Wednesday, June 01, 2005

Biarkan Kita Berjoget

Image hosted by Photobucket.com


Dulu, ketika zamannya Bang Haji Rhoma Irama pertama kali berjaya, musik dangdut dan joget sama-sama dianggap berbahaya. Musik dangdut dianggap berbahaya karena mampu menggeser popularitas musik pop yang kala itu sangat digandrungi oleh masyarakat.

Mereka takut tersaingi dengan popularitas dangdut yang menurut mereka lahir dari pinggiran kota. Musik dangdut dianggap haram, dan gaya berjoget mereka dianggap lahir dari gerakan setan.

Anggapan ini datang karena setiap ada panggung dangdut mentas, semua orang pada mabuk joget. Saking mabuknya, setiap acara dangdut biasa diakhiri dengan adu jotos antara sesama penonton. Makanya ada istilah yang berkembang di masyarakat, “Senggol dikit gaplok,”

Sampai sekarang fenomena joget dan adu jotos ini masih sering terjadi. Apalagi, kalau di desa-desa atau minimal di kampung-kampung Jakarta.

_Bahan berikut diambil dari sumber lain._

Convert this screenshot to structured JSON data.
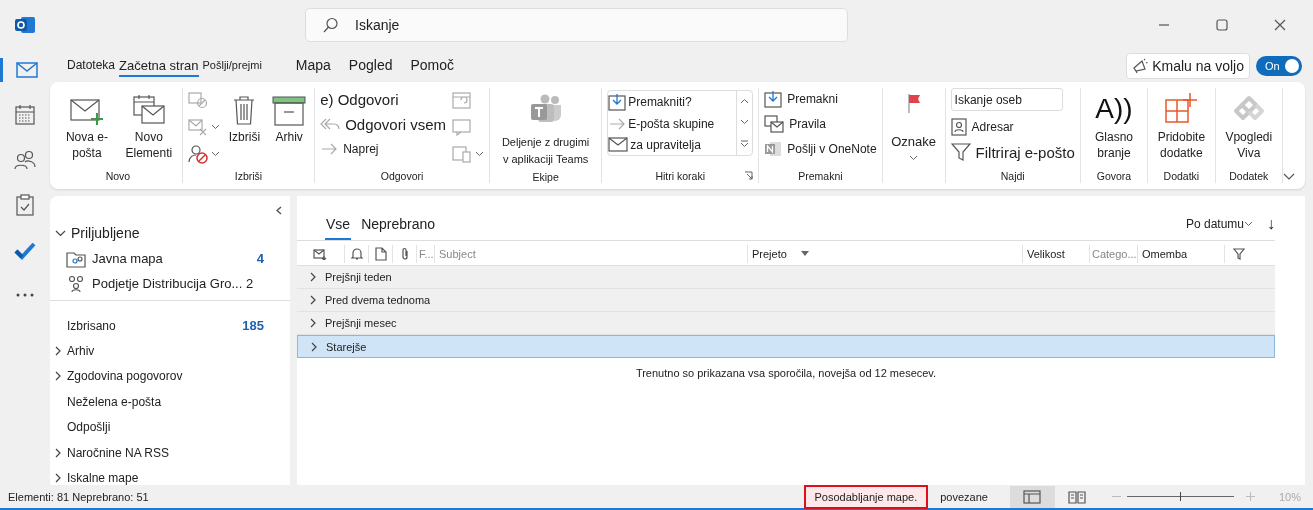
{
  "search": {
    "placeholder": "Iskanje"
  },
  "nav_items": [
    {
      "kind": "mail",
      "selected": true
    },
    {
      "kind": "calendar",
      "selected": false
    },
    {
      "kind": "people",
      "selected": false
    },
    {
      "kind": "tasks",
      "selected": false
    },
    {
      "kind": "todo",
      "selected": false
    },
    {
      "kind": "more",
      "selected": false
    }
  ],
  "menu_tabs": [
    {
      "label": "Datoteka",
      "selected": false
    },
    {
      "label": "Začetna stran",
      "selected": true
    },
    {
      "label": "Pošlji/prejmi",
      "selected": false
    },
    {
      "label": "Mapa",
      "selected": false
    },
    {
      "label": "Pogled",
      "selected": false
    },
    {
      "label": "Pomoč",
      "selected": false
    }
  ],
  "coming_soon": {
    "label": "Kmalu na voljo"
  },
  "toggle": {
    "label": "On",
    "on": true
  },
  "ribbon": {
    "groups": [
      {
        "label": "Novo",
        "columns": [
          [
            {
              "kind": "large",
              "label": "Nova e-pošta"
            }
          ],
          [
            {
              "kind": "large",
              "label": "Novo Elementi"
            }
          ]
        ]
      },
      {
        "label": "Izbriši",
        "columns": [
          [
            {
              "kind": "icon",
              "disabled": true,
              "dropdown": false
            },
            {
              "kind": "icon",
              "disabled": true,
              "dropdown": true
            },
            {
              "kind": "icon",
              "disabled": false,
              "dropdown": true
            }
          ],
          [
            {
              "kind": "large",
              "label": "Izbriši"
            }
          ],
          [
            {
              "kind": "large",
              "label": "Arhiv"
            }
          ]
        ]
      },
      {
        "label": "Odgovori",
        "columns": [
          [
            {
              "kind": "medium",
              "label": "e) Odgovori"
            },
            {
              "kind": "medium",
              "label": "Odgovori vsem"
            },
            {
              "kind": "small",
              "label": "Naprej"
            }
          ],
          [
            {
              "kind": "icon",
              "disabled": true,
              "dropdown": false
            },
            {
              "kind": "icon",
              "disabled": true,
              "dropdown": false
            },
            {
              "kind": "icon",
              "disabled": true,
              "dropdown": true
            }
          ]
        ]
      },
      {
        "label": "Ekipe",
        "columns": [
          [
            {
              "kind": "wide",
              "label": "Deljenje z drugimi v aplikaciji Teams"
            }
          ]
        ]
      },
      {
        "label": "Hitri koraki",
        "columns": [
          [
            {
              "kind": "gallery",
              "items": [
                "Premakniti?",
                "E-pošta skupine",
                "za upravitelja"
              ]
            }
          ]
        ]
      },
      {
        "label": "Premakni",
        "columns": [
          [
            {
              "kind": "small",
              "label": "Premakni"
            },
            {
              "kind": "small",
              "label": "Pravila"
            },
            {
              "kind": "small",
              "label": "Pošlji v OneNote"
            }
          ]
        ]
      },
      {
        "columns": [
          [
            {
              "kind": "flag",
              "label": "Oznake"
            }
          ]
        ]
      },
      {
        "label": "Najdi",
        "columns": [
          [
            {
              "kind": "field",
              "placeholder": "Iskanje oseb"
            },
            {
              "kind": "small",
              "label": "Adresar"
            },
            {
              "kind": "medium",
              "label": "Filtriraj e-pošto"
            }
          ]
        ]
      },
      {
        "label": "Govora",
        "columns": [
          [
            {
              "kind": "large",
              "glyph": "A))",
              "label": "Glasno branje"
            }
          ]
        ]
      },
      {
        "label": "Dodatki",
        "columns": [
          [
            {
              "kind": "large",
              "label": "Pridobite dodatke"
            }
          ]
        ]
      },
      {
        "label": "Dodatek",
        "columns": [
          [
            {
              "kind": "large",
              "label": "Vpogledi Viva"
            }
          ]
        ]
      }
    ]
  },
  "folders": {
    "favorites": {
      "label": "Priljubljene",
      "expanded": true,
      "items": [
        {
          "label": "Javna mapa",
          "count": "4"
        },
        {
          "label": "Podjetje Distribucija Gro... 2"
        }
      ]
    },
    "items": [
      {
        "label": "Izbrisano",
        "count": "185",
        "expandable": false
      },
      {
        "label": "Arhiv",
        "expandable": true
      },
      {
        "label": "Zgodovina pogovorov",
        "expandable": true
      },
      {
        "label": "Neželena e-pošta",
        "expandable": false
      },
      {
        "label": "Odpošlji",
        "expandable": false
      },
      {
        "label": "Naročnine NA RSS",
        "expandable": true
      },
      {
        "label": "Iskalne mape",
        "expandable": true
      }
    ]
  },
  "message_list": {
    "tabs": [
      {
        "label": "Vse",
        "selected": true
      },
      {
        "label": "Neprebrano",
        "selected": false
      }
    ],
    "sort": {
      "label": "Po datumu",
      "direction": "↓"
    },
    "columns": [
      {
        "kind": "icon"
      },
      {
        "kind": "icon"
      },
      {
        "kind": "icon"
      },
      {
        "kind": "icon"
      },
      {
        "kind": "text",
        "label": "F...",
        "dimmed": true
      },
      {
        "kind": "text",
        "label": "Subject",
        "dimmed": true
      },
      {
        "kind": "text",
        "label": "Prejeto",
        "dimmed": false,
        "sorted": true
      },
      {
        "kind": "text",
        "label": "Velikost",
        "dimmed": false
      },
      {
        "kind": "text",
        "label": "Catego...",
        "dimmed": true
      },
      {
        "kind": "text",
        "label": "Omemba",
        "dimmed": false
      },
      {
        "kind": "filter"
      }
    ],
    "groups": [
      {
        "label": "Prejšnji teden",
        "selected": false
      },
      {
        "label": "Pred dvema tednoma",
        "selected": false
      },
      {
        "label": "Prejšnji mesec",
        "selected": false
      },
      {
        "label": "Starejše",
        "selected": true
      }
    ],
    "info": "Trenutno so prikazana vsa sporočila, novejša od 12 mesecev."
  },
  "status_bar": {
    "counts": "Elementi: 81 Neprebrano: 51",
    "update": {
      "label": "Posodabljanje mape.",
      "highlighted": true
    },
    "connection": "povezane",
    "views": [
      {
        "kind": "normal",
        "selected": true
      },
      {
        "kind": "reading",
        "selected": false
      }
    ],
    "zoom": {
      "level": 0.5,
      "reading": "10%"
    }
  }
}
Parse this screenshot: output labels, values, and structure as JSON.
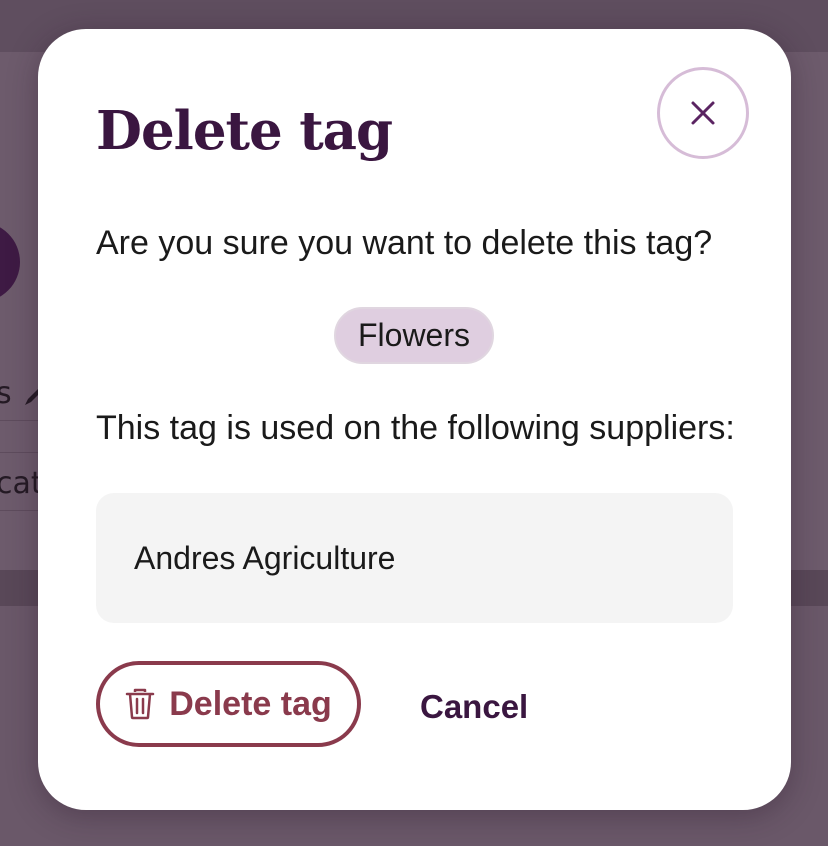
{
  "background": {
    "partial_text_1": "s",
    "partial_text_2": "cat"
  },
  "modal": {
    "title": "Delete tag",
    "close_icon": "close-icon",
    "question": "Are you sure you want to delete this tag?",
    "tag_label": "Flowers",
    "usage_text": "This tag is used on the following suppliers:",
    "suppliers": [
      "Andres Agriculture"
    ],
    "delete_label": "Delete tag",
    "delete_icon": "trash-icon",
    "cancel_label": "Cancel"
  },
  "colors": {
    "overlay": "#6a5869",
    "title": "#3a1640",
    "danger": "#8a3a4c",
    "tag_bg": "#dfcee0",
    "close_border": "#d6bcd7",
    "list_bg": "#f4f4f4"
  }
}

Kalau mau bukti, datang saja ke stasiun televisi TVRI, Senin malam. Disitu seluruh warga Jakarta tumpah ruah menonton aksi joget penyanyi dangdut kesayangan mereka. Dan seperti biasa, ada adu jotos di sana.

Namun, derasnya kapitalisasi dunia musik juga terpaksa mengimbas ke musik dangdut. Demi kepentingan bisnis, musik dangdut yang dulunya lahir di jalanan langsung dianggap kumuh.

Menurut selera penanam modal, musik dangdut yang benar menurut kepentingan bisnis, adalah musik dangdut yang diselenggarakan di kafe-kafe. Yang nonton pada berdasi, dan berbaju seksi.

Goyang yang benar bukan lagi goyang dombret, goyang Karawang atau goyang mesra. Kini, gara-gara bisnis, goyang dangdut tak ubahnya jadi seperti nama barang di toko material, dapur dan lain sebagainya . Ada yang namanya goyang ngocok, goyang ngebor, goyang ngecor, goyang hula-hula, goyang heboh, dan entah nama apalagi.

Dan kita pun makin lama makin sulit untuk mendapatkan panggung dangdut yang benar. Stasiun televisi memang setiap minggu menyelenggarakan acara-acara dangdut. Namun, itu jauh berbeda dengan apa yang kita dapatkan dulu. Panggungnya kebesaran, artisnya bernyanyi terlalu jauh yang menyebabkan kita terpaksa menelan ludah karena melihat pantat bukan karena lagu.

Hijrahnya musik dangdut ke kafe-kafe, membuat kita sulit untuk menonton panggung dangdut. Akibatnya, begitu ada panggung dangdut di televisi, kita pun berebutan menonton. Kita pun semakin sulit untuk berjoget. Tak ada lagi senggolan karena keasyikan berjoget. Yang ada kita bersenggolan karena tak bisa memandang bodi seksi si penyanyi dangdut.

Kita butuh musik dangdut kita kembali pulang. Kita ingin semuanya bisa berdangdut dengan asyik, bukan karena body si penyanyi dangdut. Maka, izinkanlah kami berjoget seperti dua anak di dalam foto ini. Sebab, kita hanya tahu kalau dangdut itu adalah joget.